No, it was income taxes.
And now scofflaw employers who misclassify their workers as independent contractors will face similar fate if agreements between The U.S. Department of Labor (DOL), the Internal Revenue Service (IRS) and labor departments of up to 11 states prove fruitful.
U.S. Labor Secretary Hilda Solis said at a ceremony in Washington, D.C., that she signed memorandums of understanding with the IRS and labor officials in Connecticut, Maryland, Massachusetts, Minnesota, Missouri, Utah and Washington state.
Solis said state labor officials in Hawaii, Illinois and Montana, as well as New York Attorney General Eric Schneiderman, also have agreed to sign memorandums of understanding with the U.S. Labor Department's Wage and Hour Division.
The agreements call for the state agencies and the IRS to share information with five federal agencies: the Wage and Hour Division, the Employee Benefits Security Administration, the Occupational Safety and Health Administration, the Office of Federal Contract Compliance Programs and the Office of the Solicitor General.
Under the terms of the memorandum:
- The IRS will evaluate and classify referrals made by the DOL and conduct examinations at IRS discretion.
- The IRS, at its discretion, will share employment tax referrals with state and municipal taxing agencies that are part of the agreements.
- The IRS will provide annual reports to the DOL summarizing the results of the referrals.
- The IRS will alert the DOL when employers file lawsuits following an examination based on a Labor Department referral.
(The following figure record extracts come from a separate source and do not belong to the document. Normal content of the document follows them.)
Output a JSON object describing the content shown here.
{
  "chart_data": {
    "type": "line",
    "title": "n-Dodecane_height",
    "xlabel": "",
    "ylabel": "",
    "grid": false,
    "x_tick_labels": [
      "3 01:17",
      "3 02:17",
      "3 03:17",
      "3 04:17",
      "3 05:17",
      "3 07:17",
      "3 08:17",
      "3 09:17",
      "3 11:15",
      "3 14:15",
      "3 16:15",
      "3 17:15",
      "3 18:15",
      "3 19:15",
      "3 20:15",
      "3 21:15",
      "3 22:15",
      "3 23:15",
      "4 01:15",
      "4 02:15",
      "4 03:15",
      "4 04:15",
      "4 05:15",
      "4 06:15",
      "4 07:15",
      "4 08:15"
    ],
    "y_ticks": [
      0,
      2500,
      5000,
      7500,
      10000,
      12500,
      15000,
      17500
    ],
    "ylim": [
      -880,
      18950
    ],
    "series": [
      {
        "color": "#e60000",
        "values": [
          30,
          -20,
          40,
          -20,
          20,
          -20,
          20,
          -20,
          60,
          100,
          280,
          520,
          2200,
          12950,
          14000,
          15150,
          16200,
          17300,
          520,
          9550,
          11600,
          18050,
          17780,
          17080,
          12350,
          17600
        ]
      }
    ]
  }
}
The program has opposition from Associated General Contractors (ACG), a lobbying group for the construction industry. They're concerned that some employers will be unwittingly penalized due to the complexity of employment laws because the definitions of employee and independent contractor are different between IRS rules and the various state rules.
The agreements between the Feds and the various states call for information sharing only. It will be up to the state labor departments to bring enforcement actions within the context of their own laws.
Once the unscrupulous contractors start getting wind of cases being filed as a result of this information sharing they will either start complying, or will find other ways to evade the law and compete unfairly.
One element that I would urge state labor departments that are operating under these agreements is to institute an amnesty program that would allow formerly non-compliant employers, whether intentional or not, to mea culpa and bring their businesses into compliance.